Photo provided by the National Museum of Cambodia

PHNOM PENH--The National Museum of Cambodia in collaboration with the École française d'Extrême-Orient (EFEO), or French school of Asian studies, has been holding its first virtual exhibition to commemorate the 100th anniversary of the museum. During the exhibition period, some sculptures and their histories are to be displayed digitally. With the approval from the National Museum of Cambodia, and in contribution to the promotion of Khmer cultural heritage, Cambodianess is pleased to present an overview on Kālī, “The Goddess with Her Owls”.

It was inside the large red brick tower, the Prasat Kraham, used as the eastern entrance pavilion of the third enclosure of Prasat Thom, that George Groslier in 1923 gathered together the fragments of the bust of this Goddess, which were littered about in a vast chaos of fragments and pedestals. This clutter was all that was left of a formidable group of sculptures centered on a monumental Śiva with five faces and ten outstretched arms performing a frenetic and virtuosic dance – a dance that shakes the world, raises terrible winds and begins the end of a cosmic cycle.

Seated at his feet to the left, the Goddess Kālī vied in her horrific expression with Śiva, while on the right side, the Goddess Umā – today at the Guimet museum – danced while smiling sweetly.
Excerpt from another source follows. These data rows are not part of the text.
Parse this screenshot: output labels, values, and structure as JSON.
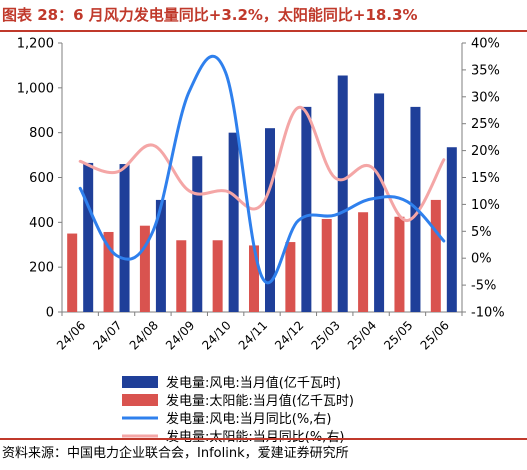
{
  "header": {
    "title": "图表 28：6 月风力发电量同比+3.2%，太阳能同比+18.3%"
  },
  "footer": {
    "source": "资料来源：中国电力企业联合会，Infolink，爱建证券研究所"
  },
  "colors": {
    "wind_bar": "#1f3f99",
    "solar_bar": "#d9534f",
    "wind_line": "#2f80ed",
    "solar_line": "#f4a6a6",
    "rule": "#c0392b",
    "title": "#c0392b"
  },
  "chart_data": {
    "type": "bar",
    "categories": [
      "24/06",
      "24/07",
      "24/08",
      "24/09",
      "24/10",
      "24/11",
      "24/12",
      "25/03",
      "25/04",
      "25/05",
      "25/06"
    ],
    "series": [
      {
        "name": "发电量:风电:当月值(亿千瓦时)",
        "kind": "bar",
        "axis": "left",
        "values": [
          665,
          660,
          500,
          695,
          800,
          820,
          915,
          1055,
          975,
          915,
          735
        ]
      },
      {
        "name": "发电量:太阳能:当月值(亿千瓦时)",
        "kind": "bar",
        "axis": "left",
        "values": [
          350,
          357,
          385,
          320,
          320,
          297,
          312,
          415,
          445,
          425,
          500
        ]
      },
      {
        "name": "发电量:风电:当月同比(%,右)",
        "kind": "line",
        "axis": "right",
        "values": [
          13,
          0.5,
          5,
          31,
          34.5,
          -3.5,
          7,
          8,
          11,
          10.5,
          3.2
        ]
      },
      {
        "name": "发电量:太阳能:当月同比(%,右)",
        "kind": "line",
        "axis": "right",
        "values": [
          18,
          16,
          21,
          12.5,
          12.5,
          10,
          28,
          15,
          17,
          7,
          18.3
        ]
      }
    ],
    "y_left": {
      "min": 0,
      "max": 1200,
      "step": 200,
      "ticks": [
        "0",
        "200",
        "400",
        "600",
        "800",
        "1,000",
        "1,200"
      ]
    },
    "y_right": {
      "min": -10,
      "max": 40,
      "step": 5,
      "ticks": [
        "-10%",
        "-5%",
        "0%",
        "5%",
        "10%",
        "15%",
        "20%",
        "25%",
        "30%",
        "35%",
        "40%"
      ]
    },
    "grid": false,
    "legend_position": "bottom-center"
  }
}
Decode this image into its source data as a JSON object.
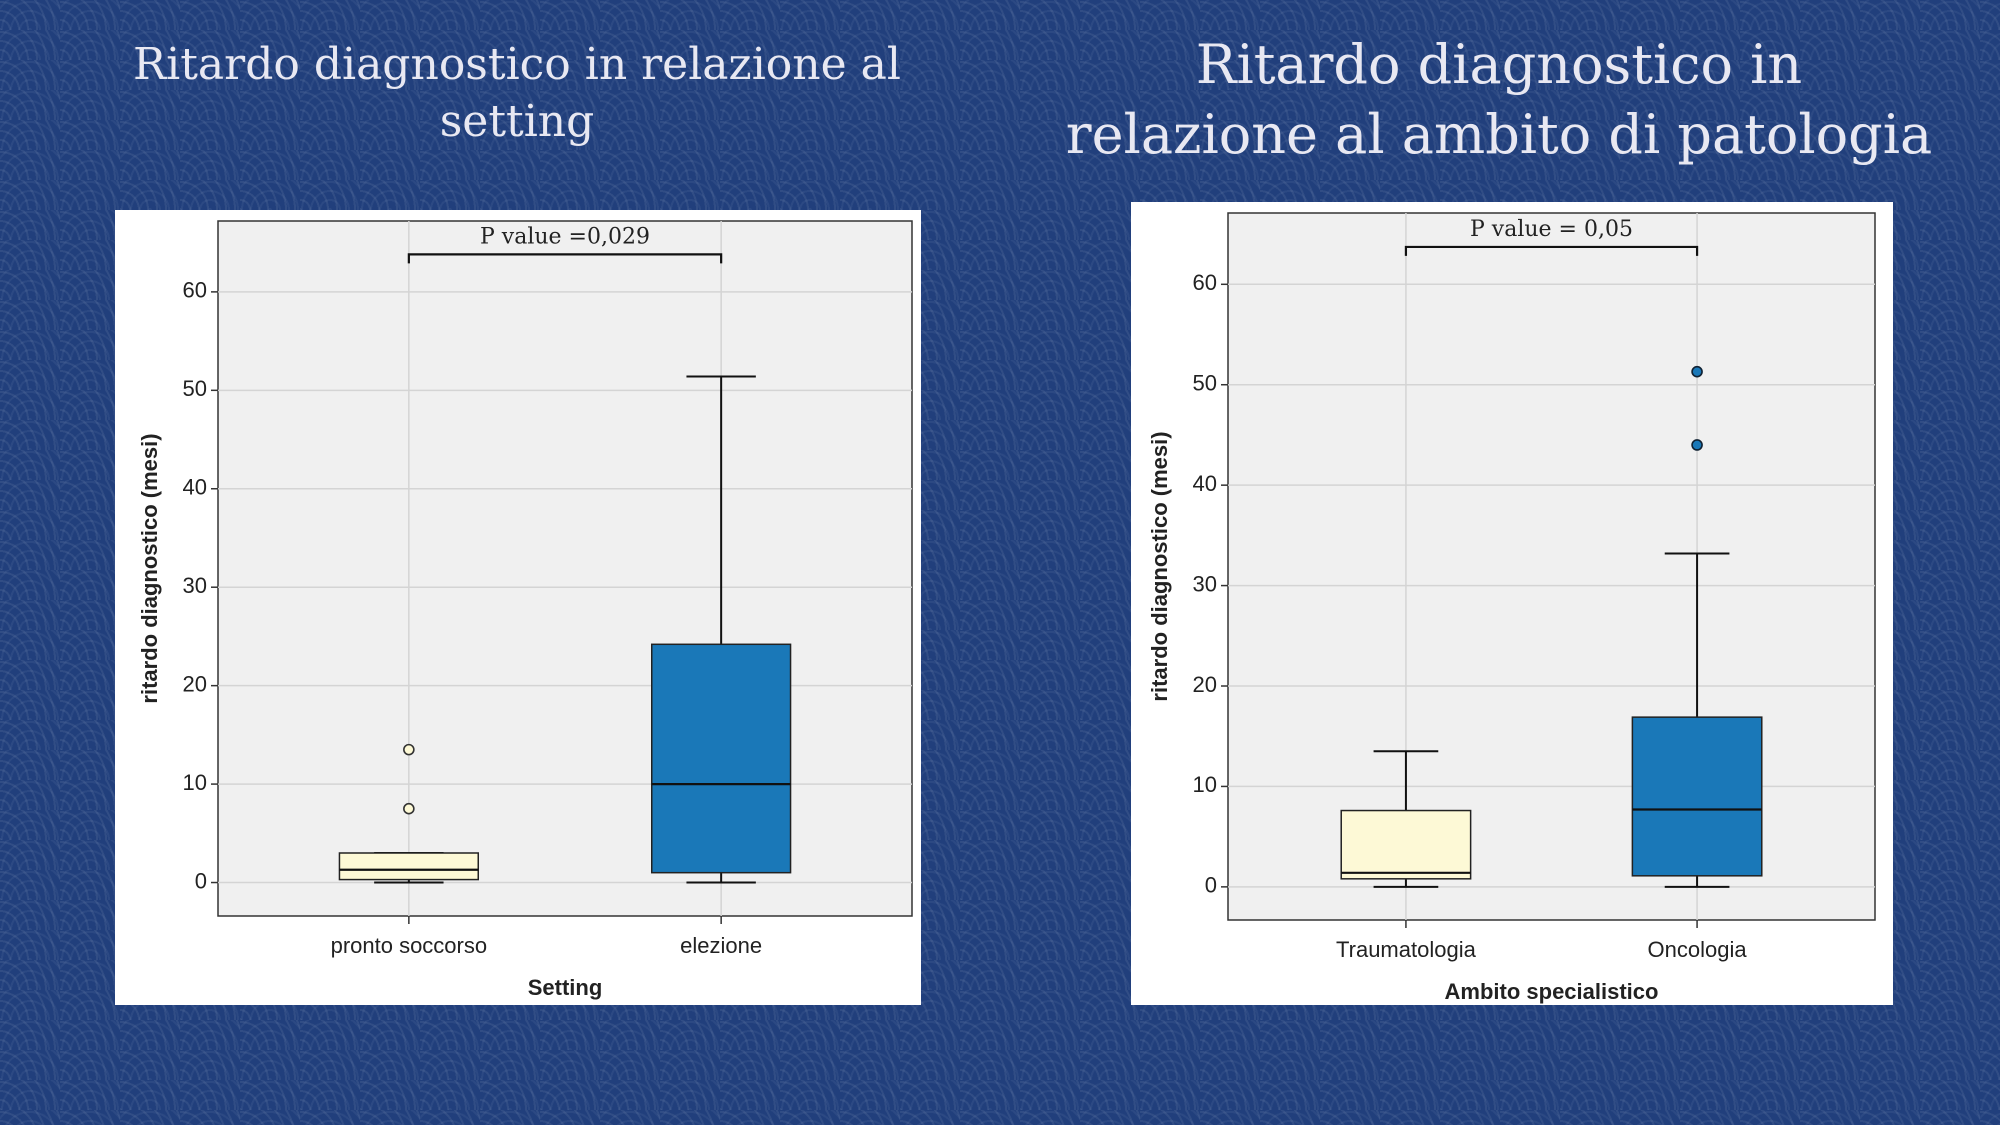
{
  "chart_data": [
    {
      "type": "box",
      "title": "Ritardo diagnostico in relazione al setting",
      "annotation": "P value =0,029",
      "x_label": "Setting",
      "y_label": "ritardo diagnostico (mesi)",
      "categories": [
        "pronto soccorso",
        "elezione"
      ],
      "boxes": [
        {
          "min": 0,
          "q1": 0.3,
          "median": 1.3,
          "q3": 3.0,
          "max": 3.0,
          "outliers": [
            7.5,
            13.5
          ],
          "color": "#fdf9d6"
        },
        {
          "min": 0,
          "q1": 1.0,
          "median": 10,
          "q3": 24.2,
          "max": 51.4,
          "outliers": [],
          "color": "#1a78b8"
        }
      ],
      "ylim": [
        -3.4,
        67.2
      ],
      "yticks": [
        0,
        10,
        20,
        30,
        40,
        50,
        60
      ],
      "grid": true
    },
    {
      "type": "box",
      "title": "Ritardo diagnostico in relazione al ambito di patologia",
      "annotation": "P value = 0,05",
      "x_label": "Ambito specialistico",
      "y_label": "ritardo diagnostico (mesi)",
      "categories": [
        "Traumatologia",
        "Oncologia"
      ],
      "boxes": [
        {
          "min": 0,
          "q1": 0.8,
          "median": 1.4,
          "q3": 7.6,
          "max": 13.5,
          "outliers": [],
          "color": "#fdf9d6"
        },
        {
          "min": 0,
          "q1": 1.1,
          "median": 7.7,
          "q3": 16.9,
          "max": 33.2,
          "outliers": [
            44,
            51.3
          ],
          "color": "#1a78b8"
        }
      ],
      "ylim": [
        -3.3,
        67.1
      ],
      "yticks": [
        0,
        10,
        20,
        30,
        40,
        50,
        60
      ],
      "grid": true
    }
  ]
}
At the back of the group stood two male figures, those of the drummer Nandikeśvara and of Śiva’s other watchman Mahākāla. Only a few fragments of them have survived. In the funerary organisation of this Śaiva temple, this sculptural group preceded that of the Judgment of the Dead located in the eastern gopura of the second enclosure.
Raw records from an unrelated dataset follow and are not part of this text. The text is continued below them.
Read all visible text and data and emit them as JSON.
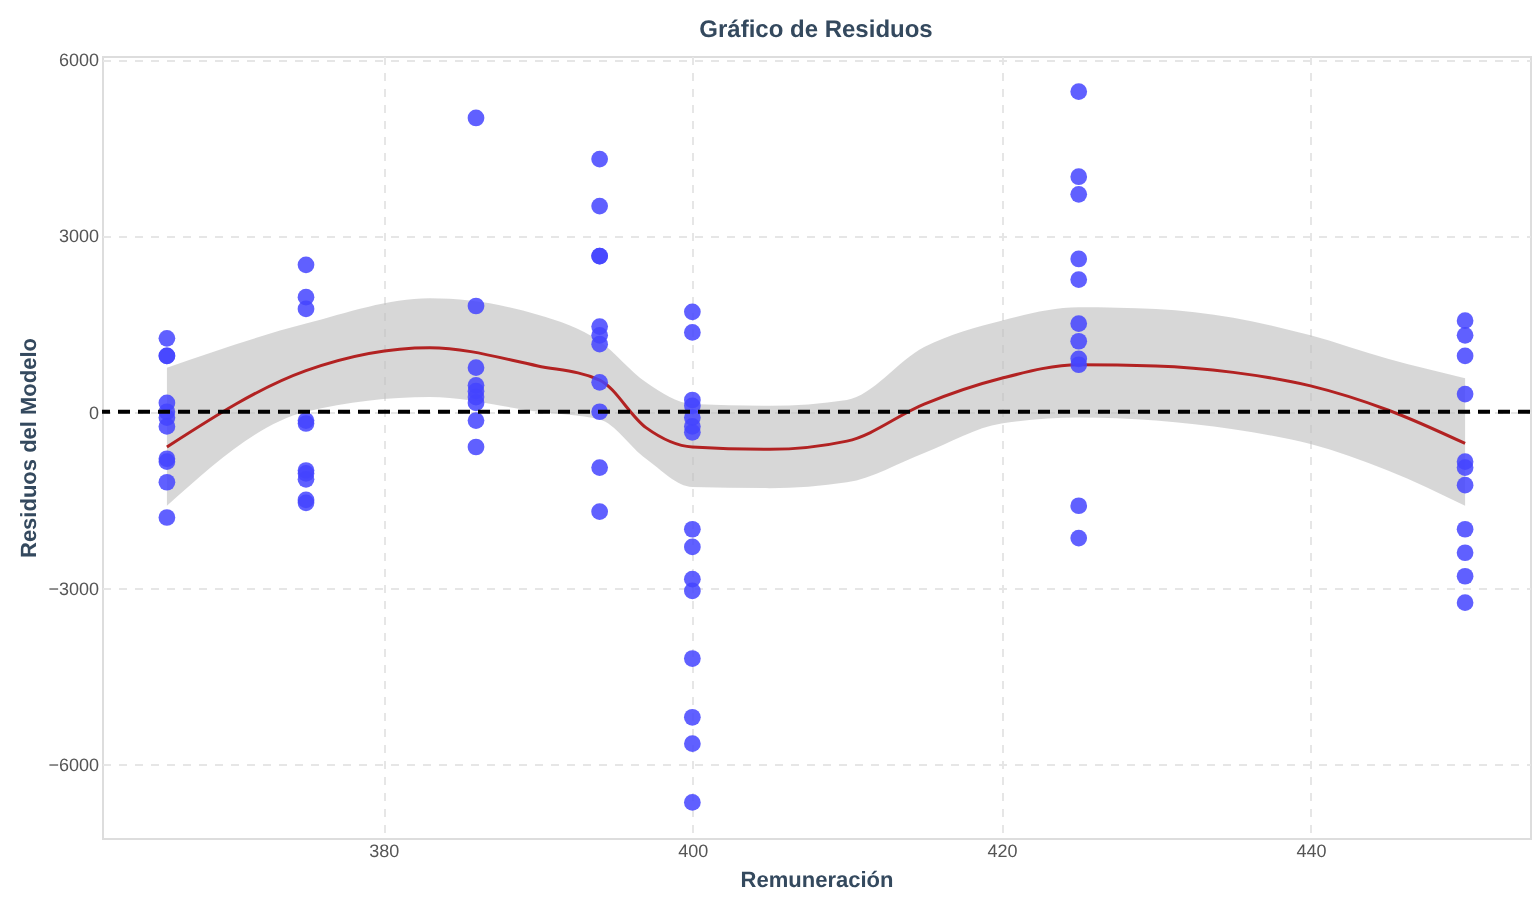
{
  "chart_data": {
    "type": "scatter",
    "title": "Gráfico de Residuos",
    "xlabel": "Remuneración",
    "ylabel": "Residuos del Modelo",
    "xlim": [
      361.8,
      454.2
    ],
    "ylim": [
      -7255,
      6055
    ],
    "xticks": [
      380,
      400,
      420,
      440
    ],
    "yticks": [
      -6000,
      -3000,
      0,
      3000,
      6000
    ],
    "grid": true,
    "legend": false,
    "series": [
      {
        "type": "scatter",
        "color": "#4444ff",
        "marker": "circle",
        "x": [
          366,
          366,
          366,
          366,
          366,
          366,
          366,
          366,
          366,
          366,
          366,
          375,
          375,
          375,
          375,
          375,
          375,
          375,
          375,
          375,
          375,
          386,
          386,
          386,
          386,
          386,
          386,
          386,
          386,
          386,
          394,
          394,
          394,
          394,
          394,
          394,
          394,
          394,
          394,
          394,
          394,
          400,
          400,
          400,
          400,
          400,
          400,
          400,
          400,
          400,
          400,
          400,
          400,
          400,
          400,
          400,
          425,
          425,
          425,
          425,
          425,
          425,
          425,
          425,
          425,
          425,
          425,
          450,
          450,
          450,
          450,
          450,
          450,
          450,
          450,
          450,
          450,
          450
        ],
        "values": [
          1250,
          950,
          950,
          150,
          0,
          -100,
          -250,
          -800,
          -850,
          -1200,
          -1800,
          2500,
          1950,
          1750,
          -150,
          -200,
          -1000,
          -1050,
          -1150,
          -1500,
          -1550,
          5000,
          1800,
          750,
          450,
          350,
          250,
          150,
          -150,
          -600,
          4300,
          3500,
          2650,
          2650,
          1450,
          1300,
          1150,
          500,
          0,
          -950,
          -1700,
          1700,
          1350,
          200,
          100,
          -100,
          -250,
          -350,
          -2000,
          -2300,
          -2850,
          -3050,
          -4200,
          -5200,
          -5650,
          -6650,
          5450,
          4000,
          3700,
          2600,
          2250,
          1500,
          1200,
          900,
          800,
          -1600,
          -2150,
          1550,
          1300,
          950,
          300,
          -850,
          -950,
          -1250,
          -2000,
          -2400,
          -2800,
          -3250
        ]
      },
      {
        "type": "line",
        "marker": "none",
        "color": "#b22222",
        "x": [
          366,
          375,
          383,
          390,
          394,
          397,
          400,
          405,
          410,
          415,
          420,
          425,
          430,
          435,
          440,
          445,
          450
        ],
        "values": [
          -600,
          700,
          1090,
          780,
          540,
          -270,
          -600,
          -640,
          -500,
          130,
          570,
          800,
          780,
          670,
          440,
          30,
          -540
        ],
        "lower": [
          -1600,
          0,
          250,
          0,
          -130,
          -800,
          -1280,
          -1300,
          -1200,
          -700,
          -200,
          -100,
          -150,
          -300,
          -550,
          -1000,
          -1600
        ],
        "upper": [
          750,
          1500,
          1930,
          1650,
          1200,
          500,
          130,
          100,
          200,
          1100,
          1550,
          1780,
          1750,
          1600,
          1300,
          900,
          570
        ]
      }
    ],
    "ref_lines": [
      {
        "axis": "y",
        "value": 0,
        "color": "#000000",
        "line_style": "dashed"
      }
    ]
  }
}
Not only the bust, but also the palm of a right hand holding a man's head caught G. Groslier’s attention, and this too he brought back to the



museum. Did he suspect that it might one day be reunited with the knee it leant upon to display that decapitated head?



In 2012, Kālī's pedestal was brought back to the museum and, three years later, her pelvis was recovered from the undergrowth near the temple.
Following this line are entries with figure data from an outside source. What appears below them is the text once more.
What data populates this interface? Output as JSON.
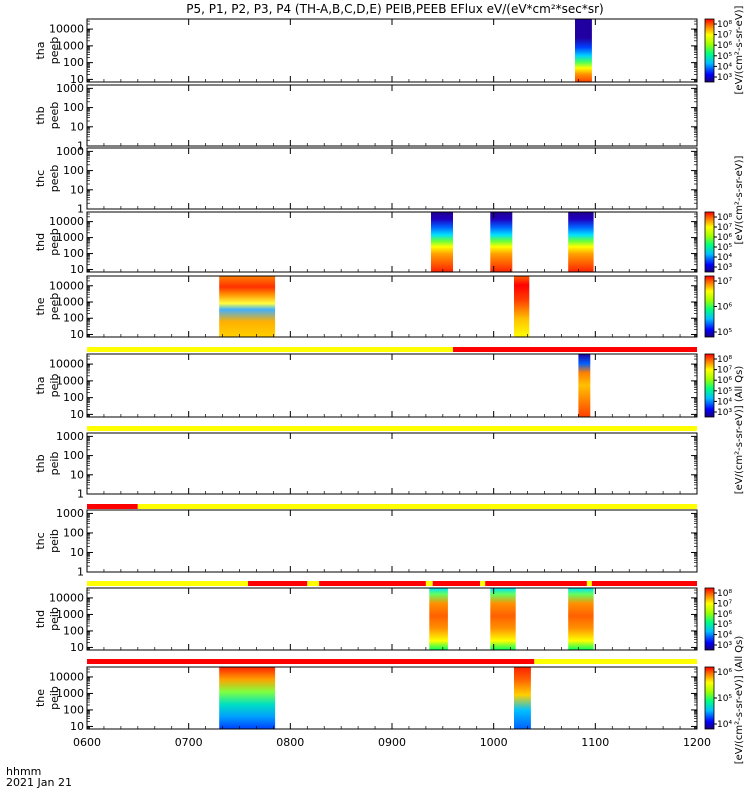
{
  "title": "P5, P1, P2, P3, P4 (TH-A,B,C,D,E) PEIB,PEEB EFlux eV/(eV*cm²*sec*sr)",
  "colorbar_units_eflux": "[eV/(cm²-s-sr-eV)] (All Qs)",
  "colorbar_units_short": "[eV/(cm²-s-sr-eV)]",
  "time_label": "hhmm",
  "date_label": "2021 Jan 21",
  "colors": {
    "flag_yellow": "#ffff00",
    "flag_red": "#ff0000",
    "background": "#ffffff"
  },
  "chart_data": {
    "type": "heatmap",
    "x_range": [
      "0600",
      "1200"
    ],
    "x_ticks": [
      "0600",
      "0700",
      "0800",
      "0900",
      "1000",
      "1100",
      "1200"
    ],
    "y_scale": "log",
    "panels": [
      {
        "label_line1": "tha",
        "label_line2": "peeb",
        "y_ticks": [
          "10",
          "100",
          "1000",
          "10000"
        ],
        "ylim": [
          7,
          40000
        ],
        "has_colorbar": true,
        "cbar_ticks": [
          "10⁸",
          "10⁷",
          "10⁶",
          "10⁵",
          "10⁴",
          "10³"
        ],
        "blocks": [
          {
            "t0": "10:48",
            "t1": "10:58",
            "style": "tha_peeb"
          }
        ]
      },
      {
        "label_line1": "thb",
        "label_line2": "peeb",
        "y_ticks": [
          "1",
          "10",
          "100",
          "1000"
        ],
        "ylim": [
          1,
          1500
        ],
        "has_colorbar": false,
        "blocks": []
      },
      {
        "label_line1": "thc",
        "label_line2": "peeb",
        "y_ticks": [
          "1",
          "10",
          "100",
          "1000"
        ],
        "ylim": [
          1,
          1500
        ],
        "has_colorbar": false,
        "blocks": []
      },
      {
        "label_line1": "thd",
        "label_line2": "peeb",
        "y_ticks": [
          "10",
          "100",
          "1000",
          "10000"
        ],
        "ylim": [
          7,
          40000
        ],
        "has_colorbar": true,
        "cbar_ticks": [
          "10⁸",
          "10⁷",
          "10⁶",
          "10⁵",
          "10⁴",
          "10³"
        ],
        "blocks": [
          {
            "t0": "09:23",
            "t1": "09:36",
            "style": "thd_peeb"
          },
          {
            "t0": "09:58",
            "t1": "10:11",
            "style": "thd_peeb"
          },
          {
            "t0": "10:44",
            "t1": "10:59",
            "style": "thd_peeb"
          }
        ]
      },
      {
        "label_line1": "the",
        "label_line2": "peeb",
        "y_ticks": [
          "10",
          "100",
          "1000",
          "10000"
        ],
        "ylim": [
          7,
          40000
        ],
        "has_colorbar": true,
        "cbar_ticks": [
          "10⁷",
          "10⁶",
          "10⁵"
        ],
        "blocks": [
          {
            "t0": "07:18",
            "t1": "07:51",
            "style": "the_peeb_a"
          },
          {
            "t0": "10:12",
            "t1": "10:21",
            "style": "the_peeb_b"
          }
        ]
      },
      {
        "label_line1": "tha",
        "label_line2": "peib",
        "y_ticks": [
          "10",
          "100",
          "1000",
          "10000"
        ],
        "ylim": [
          7,
          40000
        ],
        "has_colorbar": true,
        "cbar_ticks": [
          "10⁸",
          "10⁷",
          "10⁶",
          "10⁵",
          "10⁴",
          "10³"
        ],
        "blocks": [
          {
            "t0": "10:50",
            "t1": "10:57",
            "style": "tha_peib"
          }
        ]
      },
      {
        "label_line1": "thb",
        "label_line2": "peib",
        "y_ticks": [
          "1",
          "10",
          "100",
          "1000"
        ],
        "ylim": [
          1,
          1500
        ],
        "has_colorbar": false,
        "blocks": []
      },
      {
        "label_line1": "thc",
        "label_line2": "peib",
        "y_ticks": [
          "1",
          "10",
          "100",
          "1000"
        ],
        "ylim": [
          1,
          1500
        ],
        "has_colorbar": false,
        "blocks": []
      },
      {
        "label_line1": "thd",
        "label_line2": "peib",
        "y_ticks": [
          "10",
          "100",
          "1000",
          "10000"
        ],
        "ylim": [
          7,
          40000
        ],
        "has_colorbar": true,
        "cbar_ticks": [
          "10⁸",
          "10⁷",
          "10⁶",
          "10⁵",
          "10⁴",
          "10³"
        ],
        "blocks": [
          {
            "t0": "09:22",
            "t1": "09:33",
            "style": "thd_peib"
          },
          {
            "t0": "09:58",
            "t1": "10:13",
            "style": "thd_peib"
          },
          {
            "t0": "10:44",
            "t1": "10:59",
            "style": "thd_peib"
          }
        ]
      },
      {
        "label_line1": "the",
        "label_line2": "peib",
        "y_ticks": [
          "10",
          "100",
          "1000",
          "10000"
        ],
        "ylim": [
          7,
          40000
        ],
        "has_colorbar": true,
        "cbar_ticks": [
          "10⁶",
          "10⁵",
          "10⁴"
        ],
        "blocks": [
          {
            "t0": "07:18",
            "t1": "07:51",
            "style": "the_peib_a"
          },
          {
            "t0": "10:12",
            "t1": "10:22",
            "style": "the_peib_b"
          }
        ]
      }
    ],
    "flag_bars": [
      {
        "after_panel": 4,
        "segments": [
          {
            "t0": "06:00",
            "t1": "09:36",
            "color": "yellow"
          },
          {
            "t0": "09:36",
            "t1": "12:00",
            "color": "red"
          }
        ]
      },
      {
        "after_panel": 5,
        "segments": [
          {
            "t0": "06:00",
            "t1": "12:00",
            "color": "yellow"
          }
        ]
      },
      {
        "after_panel": 6,
        "segments": [
          {
            "t0": "06:00",
            "t1": "06:30",
            "color": "red"
          },
          {
            "t0": "06:30",
            "t1": "12:00",
            "color": "yellow"
          }
        ]
      },
      {
        "after_panel": 7,
        "segments": [
          {
            "t0": "06:00",
            "t1": "07:35",
            "color": "yellow"
          },
          {
            "t0": "07:35",
            "t1": "08:10",
            "color": "red"
          },
          {
            "t0": "08:10",
            "t1": "08:17",
            "color": "yellow"
          },
          {
            "t0": "08:17",
            "t1": "09:20",
            "color": "red"
          },
          {
            "t0": "09:20",
            "t1": "09:24",
            "color": "yellow"
          },
          {
            "t0": "09:24",
            "t1": "09:52",
            "color": "red"
          },
          {
            "t0": "09:52",
            "t1": "09:55",
            "color": "yellow"
          },
          {
            "t0": "09:55",
            "t1": "10:55",
            "color": "red"
          },
          {
            "t0": "10:55",
            "t1": "10:58",
            "color": "yellow"
          },
          {
            "t0": "10:58",
            "t1": "12:00",
            "color": "red"
          }
        ]
      },
      {
        "after_panel": 8,
        "segments": [
          {
            "t0": "06:00",
            "t1": "10:24",
            "color": "red"
          },
          {
            "t0": "10:24",
            "t1": "12:00",
            "color": "yellow"
          }
        ]
      }
    ]
  }
}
The Goddess could thus regain her poise.



The statue has suffered the ravages of time, various upsets, looters, no doubt fire, and also, because of humidity, penetration by soluble salts that have eaten her away and cleaved her sandstone body from its base. The reassembly of her weakened parts was not easy and there are still many shortcomings. The restoration chosen, long and delicate, was primarily archaeological and sought to conserve what survives rather than to reconstruct. Even in this state, Kali, with loose hair falling over her shoulders, and carried by four owls, retains her magnetic power.



A demon, ogress or fury, wife of the terrible Râkshas, was recently discovered in the northeast, in Koh Ké. Only the torso remains, an admirable head of hair which spreads in curls over the shoulders, a sumptuous diadem, a part of the face which reveals a grimacing mouth with protruding fangs, and finally, as they used to say in the gallant century of Louis XV ‘the finest chest in the world.”



Translated from George GROSLIER, « La femme dans la sculpture khmère ancienne », Arts Asiatiques, 1925.